Train an Image Classification Model with No Labeling

Autodistill, an open source project by Roboflow, enables you to train an image classification model without labeling. How? By automatically labeling images using large, foundation vision models such as CLIP, BLIP, DINOv2, and ALBEF. You can use these models to train smaller models that are easier to run on the edge.

In this guide, we are going to train a classification model without labeling any images. This model will classify whether street signs are in good shape or damaged. This model demonstrates the use of classification for inventory management.

For this guide, we will use CLIP as a base model which we will use to label images according to a text prompt. We will then train an Ultralytics YOLOv8 classification model using our labeled images.

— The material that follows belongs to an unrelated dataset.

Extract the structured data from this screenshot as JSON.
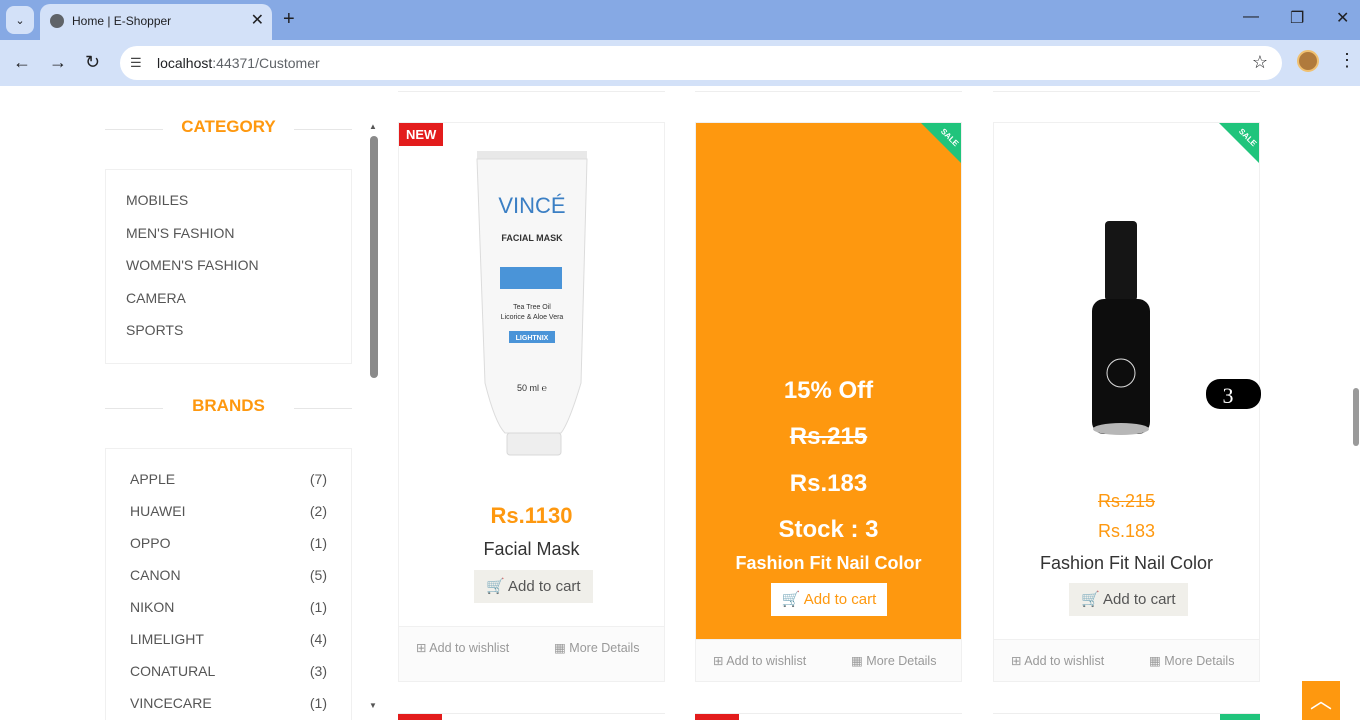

Without further ado, let’s begin!

We recommend running the code in this tutorial in a Notebook. We have created an accompanying Google Colab for use with this guide.

Step 1: Install Autodistill

First, we need to install the required dependencies to use Autodistill. Models used with Autodistill are packaged in their own pip packages, so we will need to install Autodistill itself as well as the Autodistill CLIP and YOLOv8 models.

To install the necessary dependencies, run the following command:

pip install autodistill autodistill-clip autodistill-yolov8 supervision

Now we are ready to start using Autodistill to label images and train our model.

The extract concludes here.